Wednesday March 7, 2001
7:30 to 9:00 p.m.
1) Answer all questions.
2) Write your answers in an examination book. WRITE YOUR NETID ON THE
FRONT OF EACH BOOK.
3) This is an open book examination.
(a) Define the terms inverted file, inverted list, posting.
(b) When implementing an inverted file system, what are the criteria that you would use to judge whether the system is suitable for very large-scale information retrieval?
(c) You are designing an inverted file system to be used with Boolean queries on a very large collection of textual documents. New documents are being continually added to the collection.
(i) What file structure(s) would you use?
(ii) How well does your design satisfy the criteria listed in Part (b)?
(a) Explain how vector space concepts can be used to calculate the similarity between two documents.

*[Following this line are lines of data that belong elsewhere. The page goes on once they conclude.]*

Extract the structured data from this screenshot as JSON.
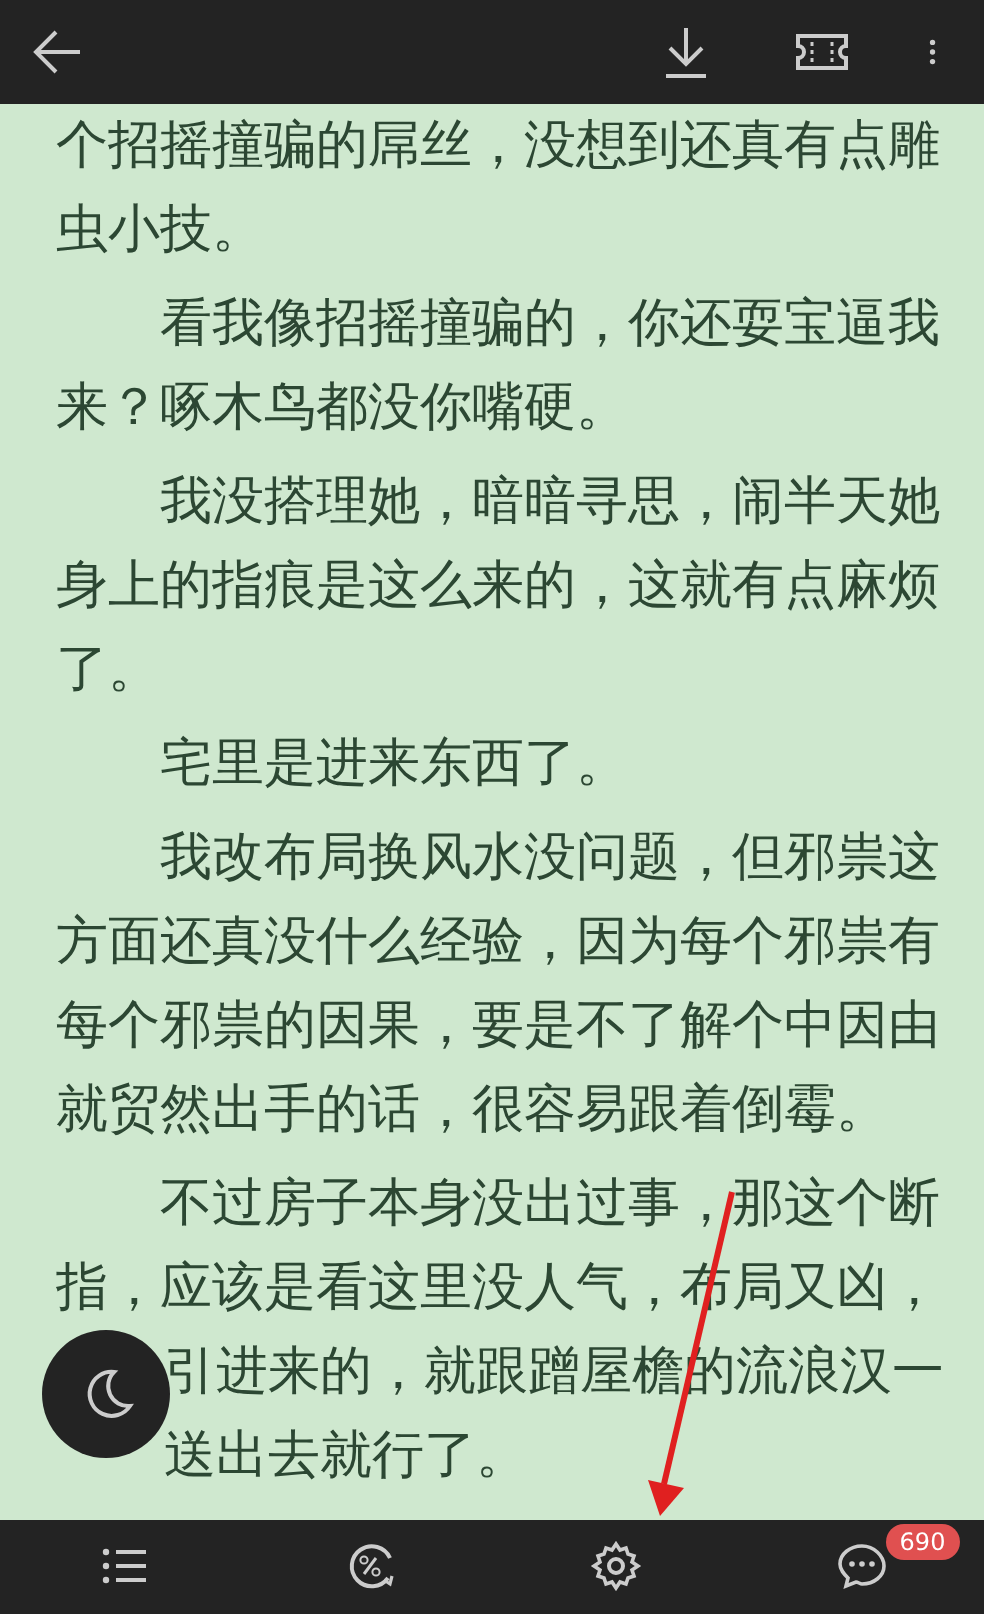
{
  "paragraphs": [
    {
      "indent": false,
      "text": "个招摇撞骗的屌丝，没想到还真有点雕虫小技。"
    },
    {
      "indent": true,
      "text": "看我像招摇撞骗的，你还耍宝逼我来？啄木鸟都没你嘴硬。"
    },
    {
      "indent": true,
      "text": "我没搭理她，暗暗寻思，闹半天她身上的指痕是这么来的，这就有点麻烦了。"
    },
    {
      "indent": true,
      "text": "宅里是进来东西了。"
    },
    {
      "indent": true,
      "text": "我改布局换风水没问题，但邪祟这方面还真没什么经验，因为每个邪祟有每个邪祟的因果，要是不了解个中因由就贸然出手的话，很容易跟着倒霉。"
    },
    {
      "indent": true,
      "lines": [
        {
          "text": "不过房子本身没出过事，那这个断",
          "covered": false
        },
        {
          "text": "指，应该是看这里没人气，布局又凶，",
          "covered": false
        },
        {
          "text": "引进来的，就跟蹭屋檐的流浪汉一",
          "covered": true
        },
        {
          "text": "送出去就行了。",
          "covered": true
        }
      ]
    }
  ],
  "bottom_bar": {
    "items": [
      {
        "kind": "list"
      },
      {
        "kind": "discount"
      },
      {
        "kind": "settings"
      },
      {
        "kind": "comments",
        "badge": "690"
      }
    ]
  }
}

(b) You have the collection of documents that contain the following index terms:
D1: alpha bravo charlie delta echo foxtrot golf
D2: golf golf golf delta alpha
D3: bravo charlie bravo echo foxtrot bravo
D4: foxtrot alpha alpha golf golf delta
(i) Use an incidence matrix of terms to calculate a similarity matrix for these four documents, with no term weighting.
(ii) Use a frequency matrix of terms to calculate a similarity matrix for these documents, with weights proportional to the term frequency and inversely proportional to the document frequency.
(a) Define the terms
recall and precision.
(b) Q is a query. D is a collection of 1,000,000 documents. When the query Q is run, a set of 200 documents is returned.

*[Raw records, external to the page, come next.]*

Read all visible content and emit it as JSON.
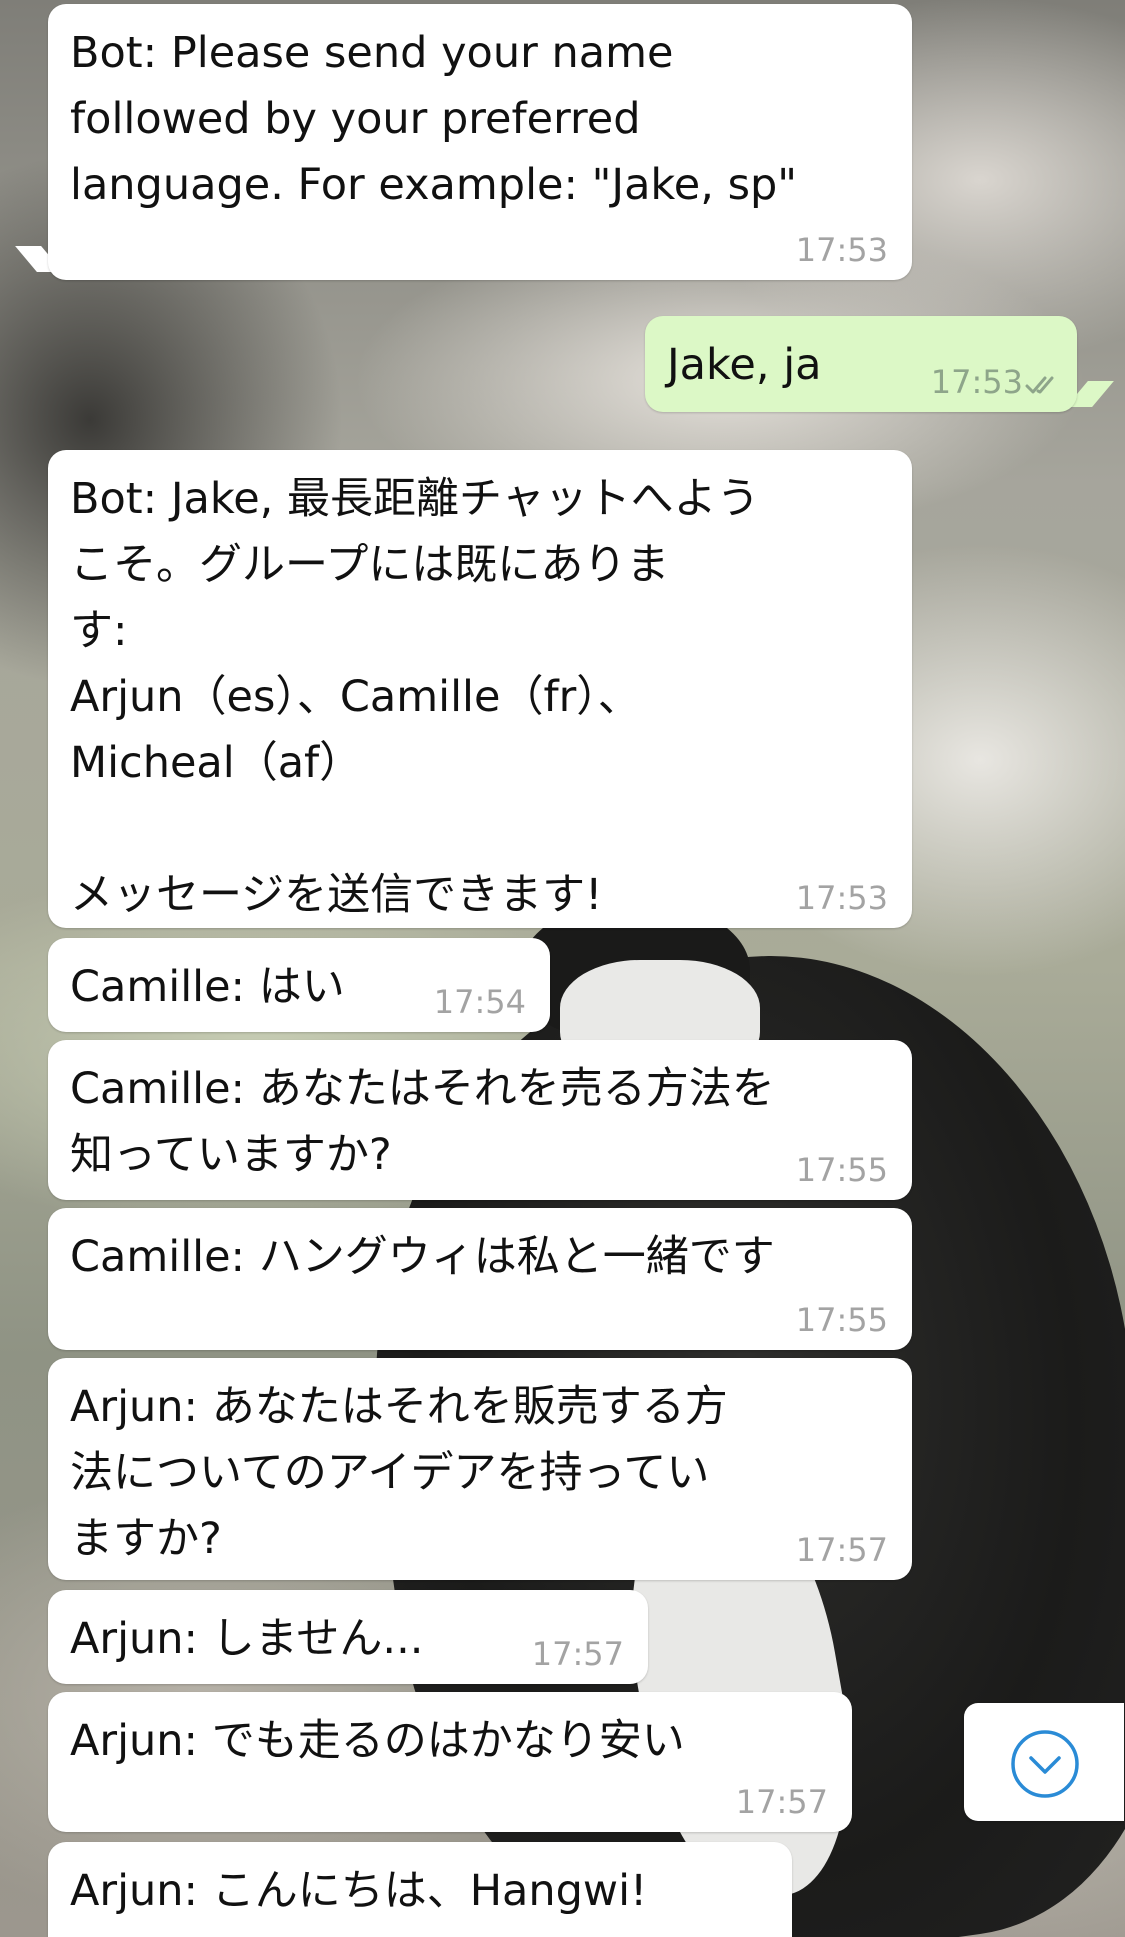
{
  "messages": [
    {
      "text": "Bot: Please send your name\nfollowed by your preferred\nlanguage. For example: \"Jake, sp\"",
      "time": "17:53",
      "direction": "incoming"
    },
    {
      "text": "Jake, ja",
      "time": "17:53",
      "direction": "outgoing",
      "status_icon": "double-check-icon"
    },
    {
      "text": "Bot: Jake, 最長距離チャットへよう\nこそ。グループには既にありま\nす:\nArjun（es）、Camille（fr）、\nMicheal（af）\n\nメッセージを送信できます!",
      "time": "17:53",
      "direction": "incoming"
    },
    {
      "text": "Camille: はい",
      "time": "17:54",
      "direction": "incoming"
    },
    {
      "text": "Camille: あなたはそれを売る方法を\n知っていますか?",
      "time": "17:55",
      "direction": "incoming"
    },
    {
      "text": "Camille: ハングウィは私と一緒です",
      "time": "17:55",
      "direction": "incoming"
    },
    {
      "text": "Arjun: あなたはそれを販売する方\n法についてのアイデアを持ってい\nますか?",
      "time": "17:57",
      "direction": "incoming"
    },
    {
      "text": "Arjun: しません...",
      "time": "17:57",
      "direction": "incoming"
    },
    {
      "text": "Arjun: でも走るのはかなり安い",
      "time": "17:57",
      "direction": "incoming"
    },
    {
      "text": "Arjun: こんにちは、Hangwi!",
      "time": "",
      "direction": "incoming"
    }
  ],
  "scroll_button": {
    "icon": "chevron-down-circle-icon"
  },
  "colors": {
    "incoming_bubble": "#ffffff",
    "outgoing_bubble": "#dcf8c6",
    "timestamp": "#a3a3a3",
    "accent": "#2a8bd6"
  }
}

(i) How in a practical experiment would you calculate the precision?
(ii) How in a practical experiment would you calculate the recall?

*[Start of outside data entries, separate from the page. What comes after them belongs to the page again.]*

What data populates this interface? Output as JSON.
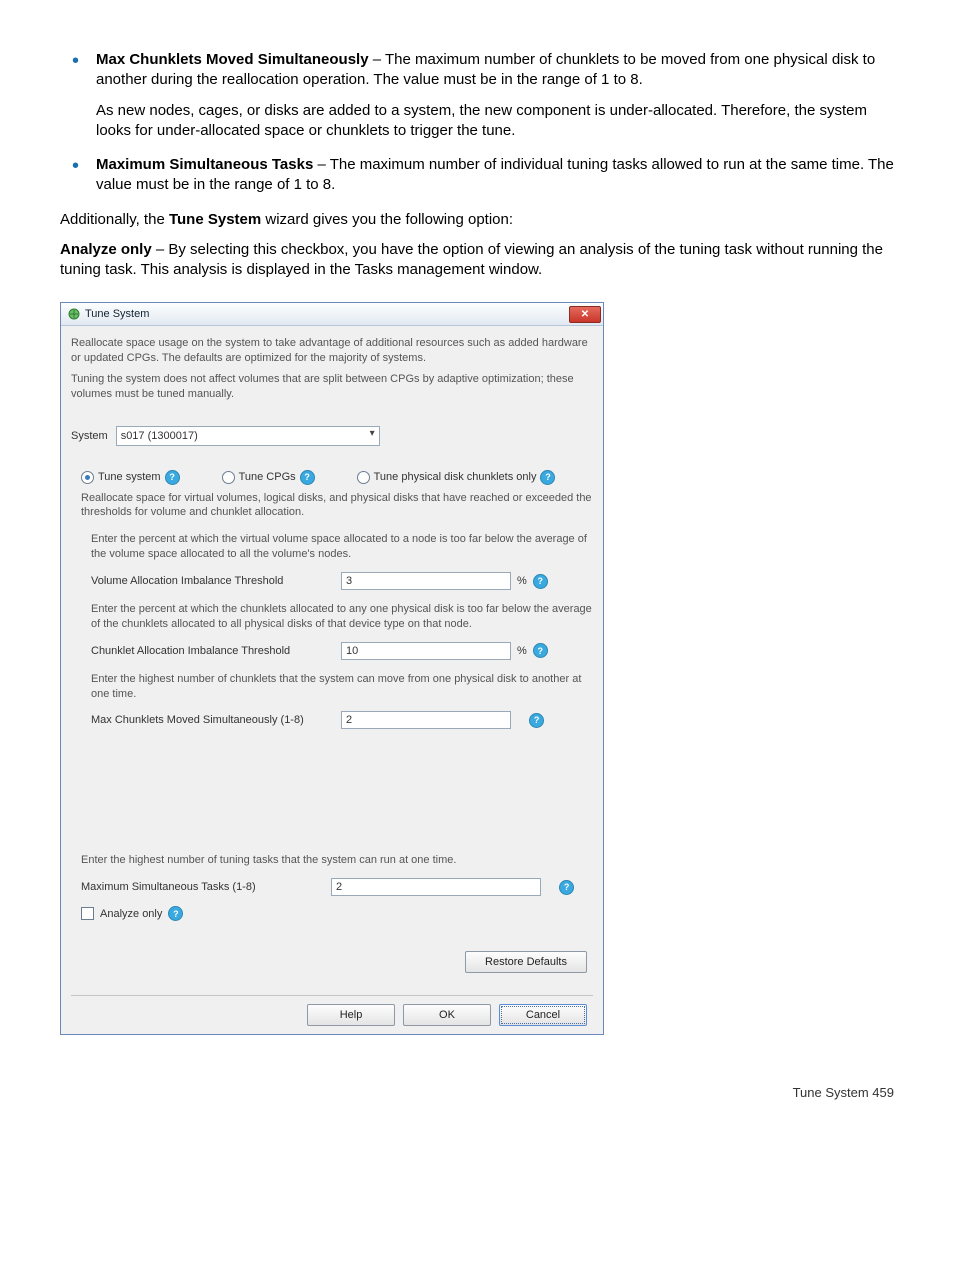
{
  "doc": {
    "bullet1_strong": "Max Chunklets Moved Simultaneously",
    "bullet1_text": " – The maximum number of chunklets to be moved from one physical disk to another during the reallocation operation. The value must be in the range of 1 to 8.",
    "bullet1_sub": "As new nodes, cages, or disks are added to a system, the new component is under-allocated. Therefore, the system looks for under-allocated space or chunklets to trigger the tune.",
    "bullet2_strong": "Maximum Simultaneous Tasks",
    "bullet2_text": " – The maximum number of individual tuning tasks allowed to run at the same time. The value must be in the range of 1 to 8.",
    "para_additional_pre": "Additionally, the ",
    "para_additional_strong": "Tune System",
    "para_additional_post": " wizard gives you the following option:",
    "analyze_strong": "Analyze only",
    "analyze_text": " – By selecting this checkbox, you have the option of viewing an analysis of the tuning task without running the tuning task. This analysis is displayed in the Tasks management window."
  },
  "dialog": {
    "title": "Tune System",
    "intro1": "Reallocate space usage on the system to take advantage of additional resources such as added hardware or updated CPGs. The defaults are optimized for the majority of systems.",
    "intro2": "Tuning the system does not affect volumes that are split between CPGs by adaptive optimization; these volumes must be tuned manually.",
    "system_label": "System",
    "system_value": "s017 (1300017)",
    "radio_tune_system": "Tune system",
    "radio_tune_cpgs": "Tune CPGs",
    "radio_tune_pd": "Tune physical disk chunklets only",
    "tune_desc": "Reallocate space for virtual volumes, logical disks, and physical disks that have reached or exceeded the thresholds for volume and chunklet allocation.",
    "vol_desc": "Enter the percent at which the virtual volume space allocated to a node is too far below the average of the volume space allocated to all the volume's nodes.",
    "vol_label": "Volume Allocation Imbalance Threshold",
    "vol_value": "3",
    "chunk_desc": "Enter the percent at which the chunklets allocated to any one physical disk is too far below the average of the chunklets allocated to all physical disks of that device type on that node.",
    "chunk_label": "Chunklet Allocation Imbalance Threshold",
    "chunk_value": "10",
    "max_chunk_desc": "Enter the highest number of chunklets that the system can move from one physical disk to another at one time.",
    "max_chunk_label": "Max Chunklets Moved Simultaneously  (1-8)",
    "max_chunk_value": "2",
    "tasks_desc": "Enter the highest number of tuning tasks that the system can run at one time.",
    "tasks_label": "Maximum Simultaneous Tasks  (1-8)",
    "tasks_value": "2",
    "analyze_label": "Analyze only",
    "restore": "Restore Defaults",
    "help": "Help",
    "ok": "OK",
    "cancel": "Cancel",
    "percent": "%"
  },
  "page_footer": "Tune System   459"
}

(c) Suppose that, by some means, it is known that 100 of the documents in D are relevant to Q. Of the 200 documents returned by the search, 50 are relevant.
(i) What is the precision?
(ii) What is the recall?
(d) Explain in general terms the method used by TREC to estimate the recall.
Here is a Dublin Core metadata record:
Title Gore/Lieberman 2000
Title.alternative Welcome to the Gore-Lieberman 2000 official campaign Web site
Title.alternative Gore 200
Title.alternative Viva Gore Lieberman 2000
Identifier.LCCN 00530047
Identifier.URI http://www.algore2000.com/
Type.OCLCg Computer file
Type.AACR2g-gmd [computer file]
Contributor.nameCorporate Gore/Lieberman, Inc.
Coverage.spatial.MARC21-gac n-us---
Date.issued.MARC21-Date 2000-9999
Description.note Title from home page as viewed on Nov. 1, 2000.
Description.summary Presents information on U.S. Vice President Albert Arnold Gore, Jr. (b. 1948) and his presidential campaign, provided by Gore 2000, Inc.
Language.ISO639-2 eng
Language.ISO639-2 engspa
Language In English and Spanish
Publisher Gore/Lieberman,
Publisher.place Nashville, Tenn. :
Relation.requires Mode of access: World Wide Web
Subject.class.LCC E840.8.G65
Subject.class.DDC 324.973
Subject.namePersonal.LCSH Gore, Albert, • 1948-
Subject.topical.LCSH Vice-Presidents • United States • Biography.
Subject.topical.LCSH Presidential candidates • United States • Biography.
Subject.topical.LCSH Presidents • United States • Election • 2000.
Subject.topical.LCSH Political campaigns • United States.
(a) What is the Dublin Core principle of dumbing-down? Are there any fields in this record that do not satisfy the principle?
(b) The metadata in the fields Publisher and Publisher place end in punctuation marks. Can you suggest any reasons for doing so?
(c) This record has no Creator field. It has a Contributor.nameCorporate field with value "Gore/Lieberman, Inc." Do you consider that this is correct use of Dublin Core? What would you put in the Creator and Contributor fields? Why?